Orbital Reconstruction Post Trauma
The orbit is a bony housing in the skull about 2 inches deep that provides protection to the entire eyeball except the front surface. There are a number of bones that create the orbit. Any one of these may be fractured as the result of trauma. The types of trauma that typically cause injury to the orbit include car accidents, falls, sports injuries and blows by hard objects.
If you have experienced orbital trauma you may suffer from such symptoms such as:
- Nose bleeds
- Double vision
- Blurry vision
- Sunken appearance of eyeball
- Facial numbness
An orbital fracture is diagnosed with imaging, usually a CT scan.

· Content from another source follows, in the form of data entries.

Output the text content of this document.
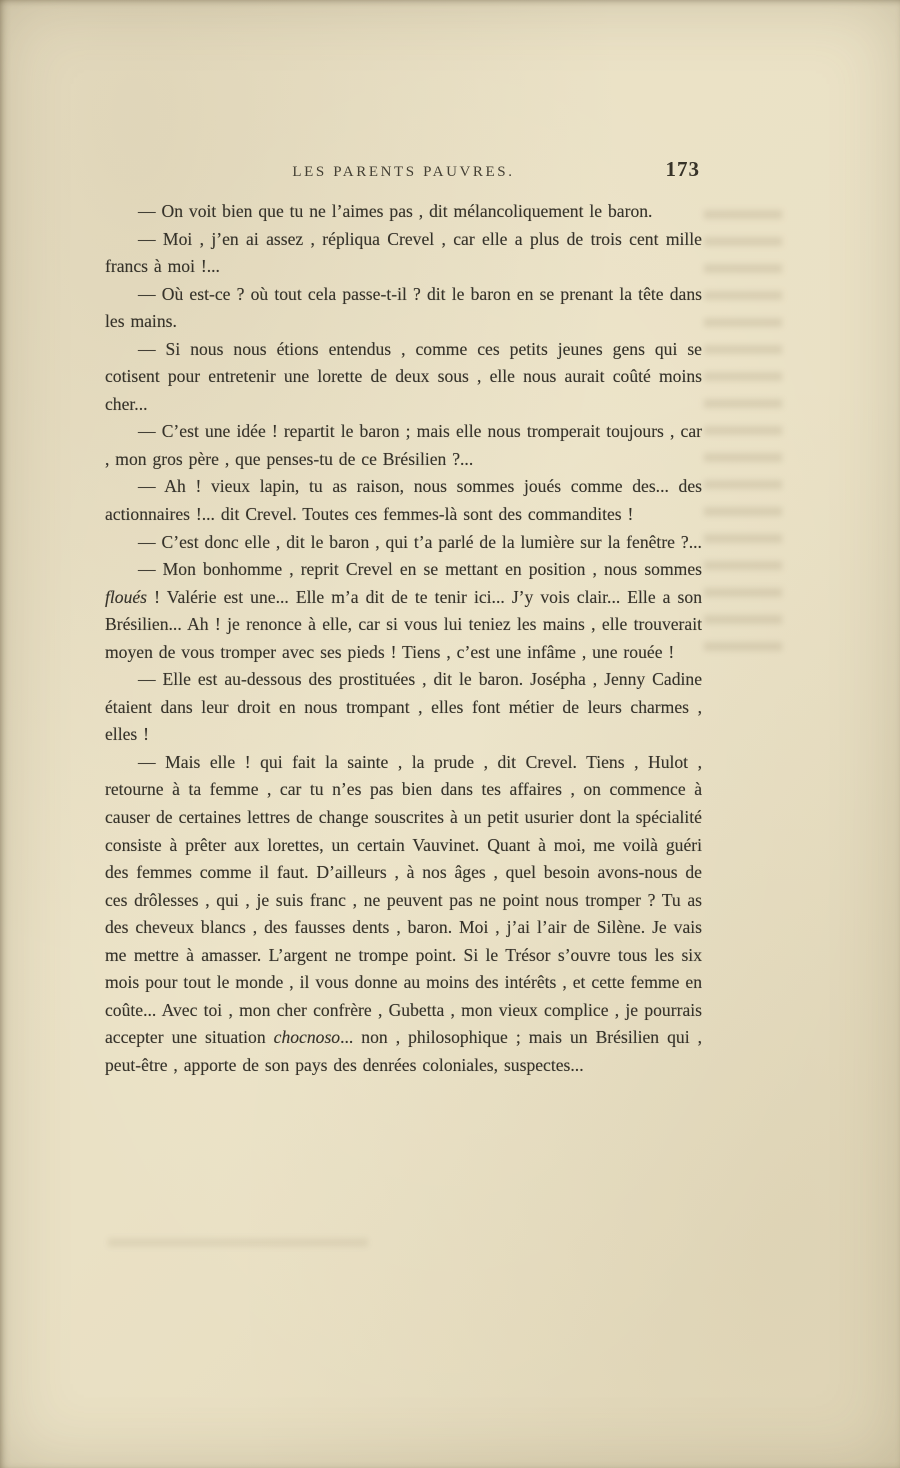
LES PARENTS PAUVRES.	173

— On voit bien que tu ne l’aimes pas , dit mélancoliquement le baron.

— Moi , j’en ai assez , répliqua Crevel , car elle a plus de trois cent mille francs à moi !...

— Où est-ce ? où tout cela passe-t-il ? dit le baron en se prenant la tête dans les mains.

— Si nous nous étions entendus , comme ces petits jeunes gens qui se cotisent pour entretenir une lorette de deux sous , elle nous aurait coûté moins cher...

— C’est une idée ! repartit le baron ; mais elle nous tromperait toujours , car , mon gros père , que penses-tu de ce Brésilien ?...

— Ah ! vieux lapin, tu as raison, nous sommes joués comme des... des actionnaires !... dit Crevel. Toutes ces femmes-là sont des commandites !

— C’est donc elle , dit le baron , qui t’a parlé de la lumière sur la fenêtre ?...

— Mon bonhomme , reprit Crevel en se mettant en position , nous sommes floués ! Valérie est une... Elle m’a dit de te tenir ici... J’y vois clair... Elle a son Brésilien... Ah ! je renonce à elle, car si vous lui teniez les mains , elle trouverait moyen de vous tromper avec ses pieds ! Tiens , c’est une infâme , une rouée !

— Elle est au-dessous des prostituées , dit le baron. Josépha , Jenny Cadine étaient dans leur droit en nous trompant , elles font métier de leurs charmes , elles !

— Mais elle ! qui fait la sainte , la prude , dit Crevel. Tiens , Hulot , retourne à ta femme , car tu n’es pas bien dans tes affaires , on commence à causer de certaines lettres de change souscrites à un petit usurier dont la spécialité consiste à prêter aux lorettes, un certain Vauvinet. Quant à moi, me voilà guéri des femmes comme il faut. D’ailleurs , à nos âges , quel besoin avons-nous de ces drôlesses , qui , je suis franc , ne peuvent pas ne point nous tromper ? Tu as des cheveux blancs , des fausses dents , baron. Moi , j’ai l’air de Silène. Je vais me mettre à amasser. L’argent ne trompe point. Si le Trésor s’ouvre tous les six mois pour tout le monde , il vous donne au moins des intérêts , et cette femme en coûte... Avec toi , mon cher confrère , Gubetta , mon vieux complice , je pourrais accepter une situation chocnoso... non , philosophique ; mais un Brésilien qui , peut-être , apporte de son pays des denrées coloniales, suspectes...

Fortunately, not all fractures need to be surgically fixed. Most will heal on their own over time. However, if the fracture is unstable, you have persistent double vision or it results in a deformity surgery will likely be necessary.

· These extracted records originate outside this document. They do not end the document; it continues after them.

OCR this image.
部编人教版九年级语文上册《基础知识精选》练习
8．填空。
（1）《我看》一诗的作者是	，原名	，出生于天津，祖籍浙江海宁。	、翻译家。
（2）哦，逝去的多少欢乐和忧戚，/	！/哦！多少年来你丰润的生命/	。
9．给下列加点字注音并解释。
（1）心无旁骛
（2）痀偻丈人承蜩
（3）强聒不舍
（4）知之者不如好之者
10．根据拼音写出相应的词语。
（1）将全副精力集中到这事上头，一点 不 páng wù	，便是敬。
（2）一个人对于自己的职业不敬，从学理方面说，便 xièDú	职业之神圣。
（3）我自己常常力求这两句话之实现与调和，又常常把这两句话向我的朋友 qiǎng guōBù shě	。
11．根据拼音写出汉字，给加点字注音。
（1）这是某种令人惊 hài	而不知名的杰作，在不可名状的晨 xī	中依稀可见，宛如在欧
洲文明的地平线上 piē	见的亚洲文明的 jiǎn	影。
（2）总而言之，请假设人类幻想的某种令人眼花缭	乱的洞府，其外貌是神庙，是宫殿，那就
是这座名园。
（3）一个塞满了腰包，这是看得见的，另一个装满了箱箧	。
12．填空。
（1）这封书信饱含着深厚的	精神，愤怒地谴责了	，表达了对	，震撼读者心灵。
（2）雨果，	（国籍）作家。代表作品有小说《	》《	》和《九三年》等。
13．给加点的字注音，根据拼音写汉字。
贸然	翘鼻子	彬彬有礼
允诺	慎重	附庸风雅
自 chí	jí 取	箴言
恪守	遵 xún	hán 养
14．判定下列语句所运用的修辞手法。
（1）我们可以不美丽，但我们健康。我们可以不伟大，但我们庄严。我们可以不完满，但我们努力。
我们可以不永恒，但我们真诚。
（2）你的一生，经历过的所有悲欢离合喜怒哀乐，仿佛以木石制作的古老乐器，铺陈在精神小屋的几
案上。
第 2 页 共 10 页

Surgery is performed under general anesthesia. Various skin incisions are made depending on the location of the fracture. In most cases a metal plate or mesh substance placed in the defect. This stabilizes the fractured bone and repairs the anatomy of the orbit.
Recovery from reconstruction of the orbit depends on the particular surgery and the health of the patient. You may be required to spend the night in the hospital. You may also have a patch over your eye. After you remove the eye patch you will be instructed to ice the eye in order to decrease swelling and bruising. You will also be given eye drops or ointment to place into the eye. Complete recovery usually requires several weeks.